Spring boot rest service to download a zip file which contains multiple file

Question

I am able to download a single file but how I can download a zip file which contain multiple files.

Below is the code to download a single file but I have multiples files to download. Any help would greatly appreciated as I am stuck on this for last 2 days.

@GET
@Path("/download/{fname}/{ext}")
    @Produces(MediaType.APPLICATION_OCTET_STREAM)
public Response  downloadFile(@PathParam("fname") String fileName,@PathParam("ext") String fileExt){
    File file = new File("C:/temp/"+fileName+"."+fileExt);
    ResponseBuilder rb = Response.ok(file);
    rb.header("Content-Disposition", "attachment; filename=" + file.getName());
    Response response = rb.build();
    return response;
}

Answer 1

Here is my working code I have used response.getOuptStream()

@RestController
public class DownloadFileController {

    @Autowired
    DownloadService service;

    @GetMapping("/downloadZip")
    public void downloadFile(HttpServletResponse response) {

        response.setContentType("application/octet-stream");
        response.setHeader("Content-Disposition", "attachment;filename=download.zip");
        response.setStatus(HttpServletResponse.SC_OK);

        List<String> fileNames = service.getFileName();

        System.out.println("############# file size ###########" + fileNames.size());

        try (ZipOutputStream zippedOut = new ZipOutputStream(response.getOutputStream())) {
            for (String file : fileNames) {
                FileSystemResource resource = new FileSystemResource(file);

                ZipEntry e = new ZipEntry(resource.getFilename());
                // Configure the zip entry, the properties of the file
                e.setSize(resource.contentLength());
                e.setTime(System.currentTimeMillis());
                // etc.
                zippedOut.putNextEntry(e);
                // And the content of the resource:
                StreamUtils.copy(resource.getInputStream(), zippedOut);
                zippedOut.closeEntry();
            }
            zippedOut.finish();
        } catch (Exception e) {
            // Exception handling goes here
        }
    }
}

Service Class:-

public class DownloadServiceImpl implements DownloadService {

    @Autowired
    DownloadServiceDao repo;

    @Override
    public List<String> getFileName() {

        String[] fileName = { "C:\\neon\\FileTest\\File1.xlsx", "C:\\neon\\FileTest\\File2.xlsx", "C:\\neon\\FileTest\\File3.xlsx" };

        List<String> fileList = new ArrayList<>(Arrays.asList(fileName));       
        return fileList;
    }
}

Answer 2

Use these Spring MVC provided abstractions to avoid loading of whole file in memory. org.springframework.core.io.Resource & org.springframework.core.io.InputStreamSource

This way, your underlying implementation can change without changing controller interface & also your downloads would be streamed byte by byte.
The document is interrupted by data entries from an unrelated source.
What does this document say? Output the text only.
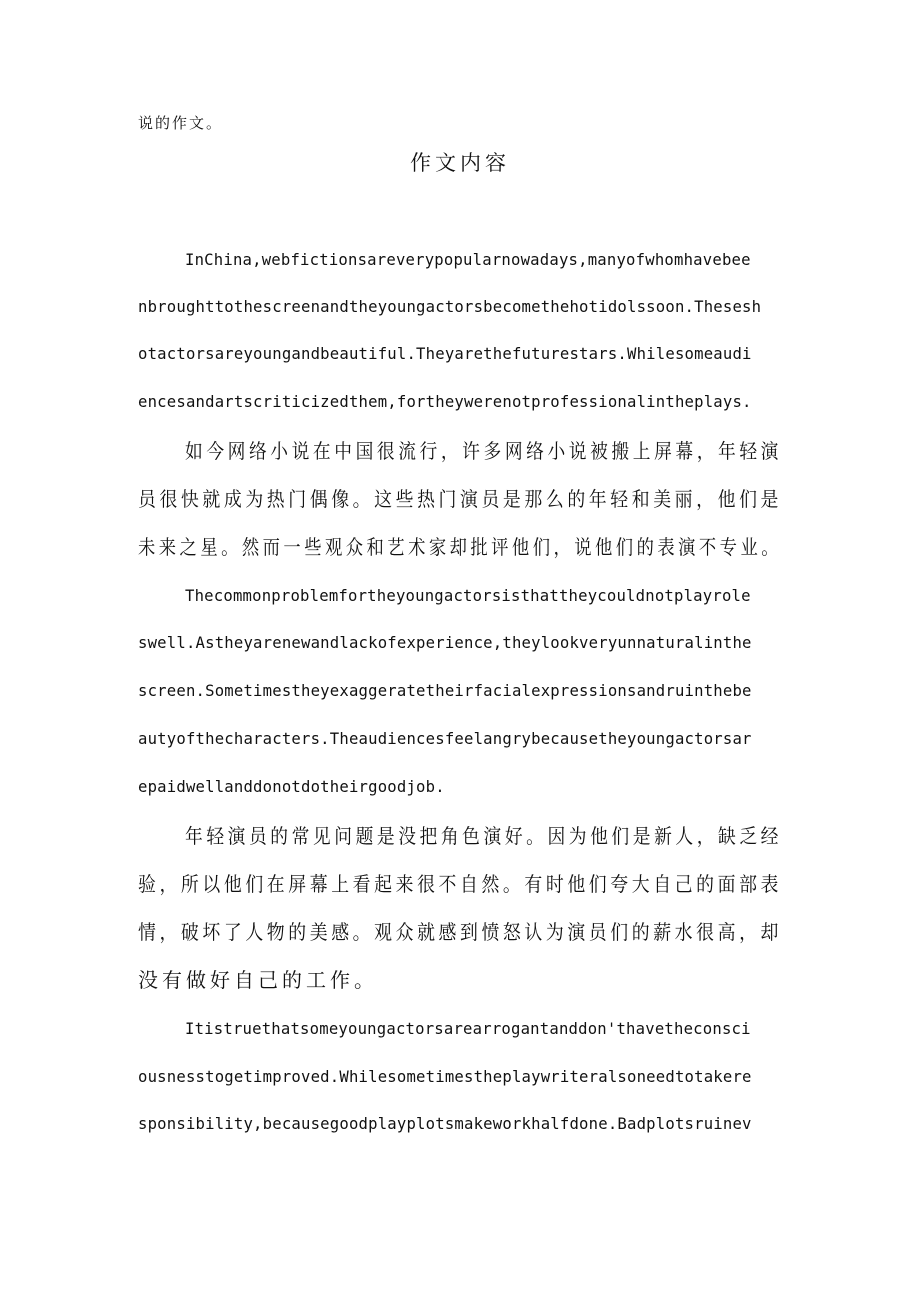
说的作文。
作文内容
InChina,webfictionsareverypopularnowadays,manyofwhomhavebee
nbroughttothescreenandtheyoungactorsbecomethehotidolssoon.Thesesh
otactorsareyoungandbeautiful.Theyarethefuturestars.Whilesomeaudi
encesandartscriticizedthem,fortheywerenotprofessionalintheplays.
如今网络小说在中国很流行，许多网络小说被搬上屏幕，年轻演
员很快就成为热门偶像。这些热门演员是那么的年轻和美丽，他们是
未来之星。然而一些观众和艺术家却批评他们，说他们的表演不专业。
Thecommonproblemfortheyoungactorsisthattheycouldnotplayrole
swell.Astheyarenewandlackofexperience,theylookveryunnaturalinthe
screen.Sometimestheyexaggeratetheirfacialexpressionsandruinthebe
autyofthecharacters.Theaudiencesfeelangrybecausetheyoungactorsar
epaidwellanddonotdotheirgoodjob.
年轻演员的常见问题是没把角色演好。因为他们是新人，缺乏经
验，所以他们在屏幕上看起来很不自然。有时他们夸大自己的面部表
情，破坏了人物的美感。观众就感到愤怒认为演员们的薪水很高，却
没有做好自己的工作。
Itistruethatsomeyoungactorsarearrogantanddon'thavetheconsci
ousnesstogetimproved.Whilesometimestheplaywriteralsoneedtotakere
sponsibility,becausegoodplayplotsmakeworkhalfdone.Badplotsruinev
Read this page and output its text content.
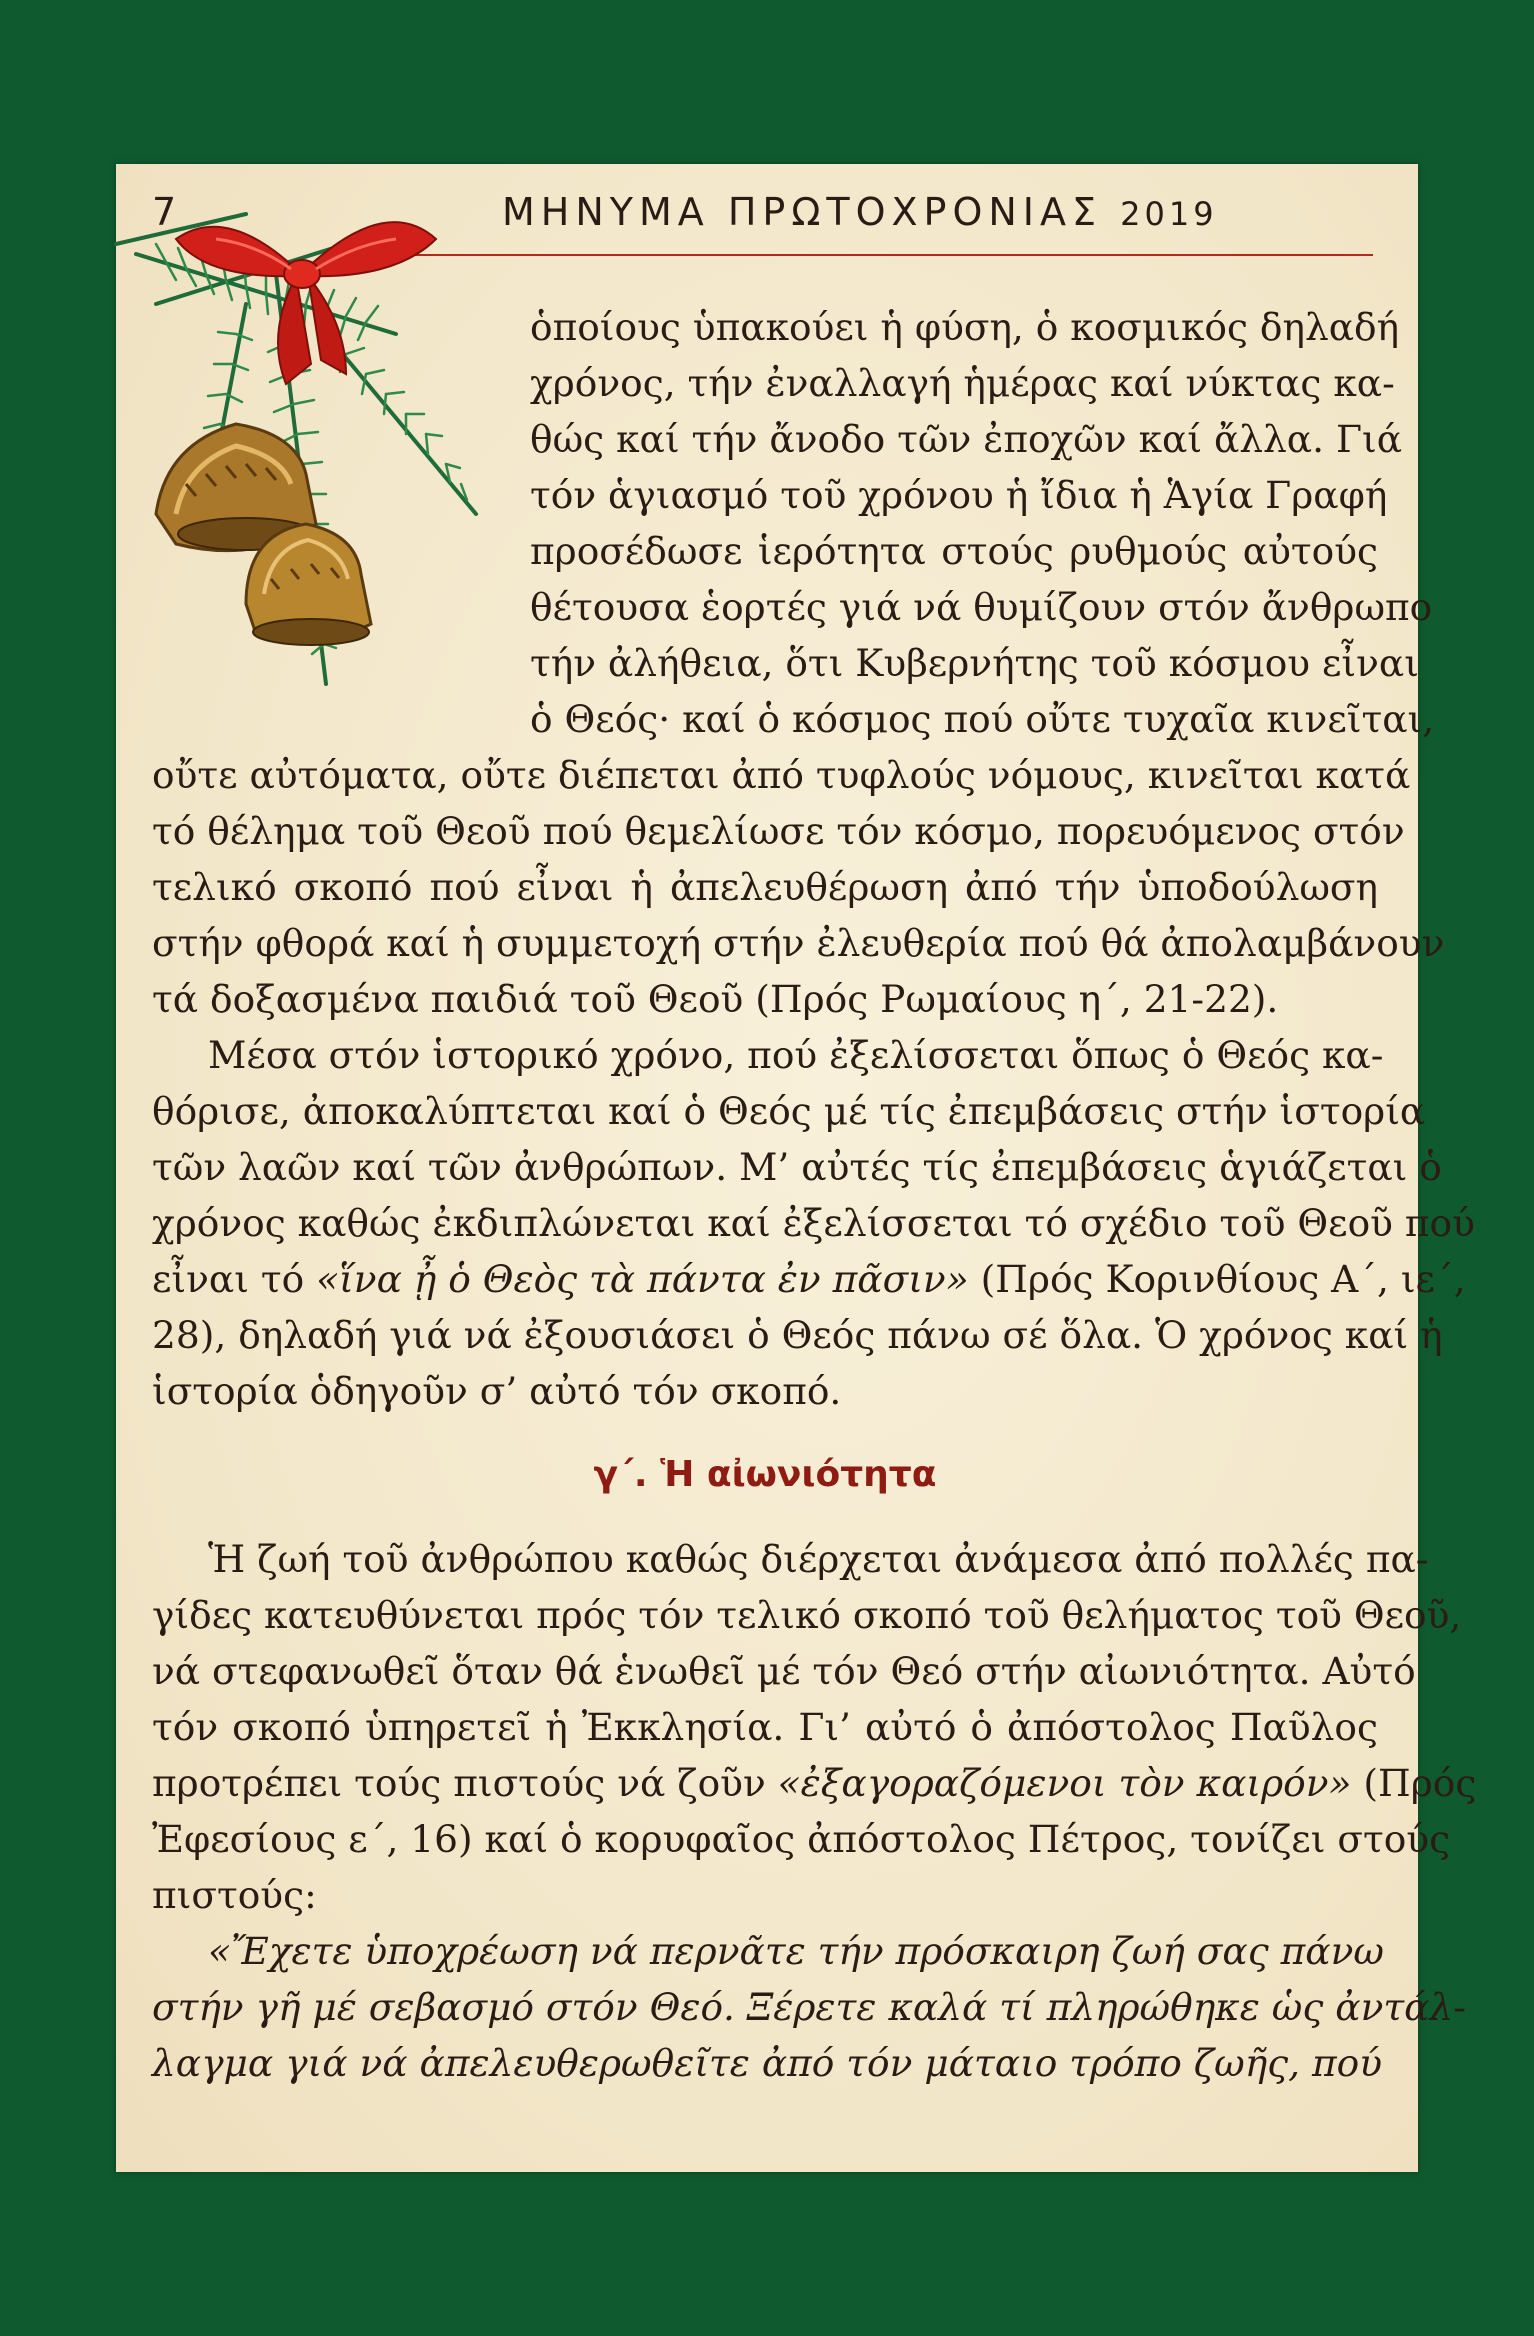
7	ΜΗΝΥΜΑ ΠΡΩΤΟΧΡΟΝΙΑΣ 2019
ὁποίους ὑπακούει ἡ φύση, ὁ κοσμικός δηλαδή
χρόνος, τήν ἐναλλαγή ἡμέρας καί νύκτας κα-
θώς καί τήν ἄνοδο τῶν ἐποχῶν καί ἄλλα. Γιά
τόν ἁγιασμό τοῦ χρόνου ἡ ἴδια ἡ Ἁγία Γραφή
προσέδωσε ἱερότητα στούς ρυθμούς αὐτούς
θέτουσα ἑορτές γιά νά θυμίζουν στόν ἄνθρωπο
τήν ἀλήθεια, ὅτι Κυβερνήτης τοῦ κόσμου εἶναι
ὁ Θεός· καί ὁ κόσμος πού οὔτε τυχαῖα κινεῖται,
οὔτε αὐτόματα, οὔτε διέπεται ἀπό τυφλούς νόμους, κινεῖται κατά
τό θέλημα τοῦ Θεοῦ πού θεμελίωσε τόν κόσμο, πορευόμενος στόν
τελικό σκοπό πού εἶναι ἡ ἀπελευθέρωση ἀπό τήν ὑποδούλωση
στήν φθορά καί ἡ συμμετοχή στήν ἐλευθερία πού θά ἀπολαμβάνουν
τά δοξασμένα παιδιά τοῦ Θεοῦ (Πρός Ρωμαίους η΄, 21-22).
Μέσα στόν ἱστορικό χρόνο, πού ἐξελίσσεται ὅπως ὁ Θεός κα-
θόρισε, ἀποκαλύπτεται καί ὁ Θεός μέ τίς ἐπεμβάσεις στήν ἱστορία
τῶν λαῶν καί τῶν ἀνθρώπων. Μ’ αὐτές τίς ἐπεμβάσεις ἁγιάζεται ὁ
χρόνος καθώς ἐκδιπλώνεται καί ἐξελίσσεται τό σχέδιο τοῦ Θεοῦ πού
εἶναι τό «ἵνα ᾖ ὁ Θεὸς τὰ πάντα ἐν πᾶσιν» (Πρός Κορινθίους Α΄, ιε΄,
28), δηλαδή γιά νά ἐξουσιάσει ὁ Θεός πάνω σέ ὅλα. Ὁ χρόνος καί ἡ
ἱστορία ὁδηγοῦν σ’ αὐτό τόν σκοπό.
γ΄. Ἡ αἰωνιότητα
Ἡ ζωή τοῦ ἀνθρώπου καθώς διέρχεται ἀνάμεσα ἀπό πολλές πα-
γίδες κατευθύνεται πρός τόν τελικό σκοπό τοῦ θελήματος τοῦ Θεοῦ,
νά στεφανωθεῖ ὅταν θά ἑνωθεῖ μέ τόν Θεό στήν αἰωνιότητα. Αὐτό
τόν σκοπό ὑπηρετεῖ ἡ Ἐκκλησία. Γι’ αὐτό ὁ ἀπόστολος Παῦλος
προτρέπει τούς πιστούς νά ζοῦν «ἐξαγοραζόμενοι τὸν καιρόν» (Πρός
Ἐφεσίους ε΄, 16) καί ὁ κορυφαῖος ἀπόστολος Πέτρος, τονίζει στούς
πιστούς:
«Ἔχετε ὑποχρέωση νά περνᾶτε τήν πρόσκαιρη ζωή σας πάνω
στήν γῆ μέ σεβασμό στόν Θεό. Ξέρετε καλά τί πληρώθηκε ὡς ἀντάλ-
λαγμα γιά νά ἀπελευθερωθεῖτε ἀπό τόν μάταιο τρόπο ζωῆς, πού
See accepted answer here which is basically using org.springframework.core.io.FileSystemResource to create a Resource and there is a logic to create zip file on the fly too.

That above answer has return type as void, while you should directly return a Resource or ResponseEntity<Resource> .

As demonstrated in this answer, loop around your actual files and put in zip stream. Have a look at produces and content-type headers.

Combine these two answers to get what you are trying to achieve.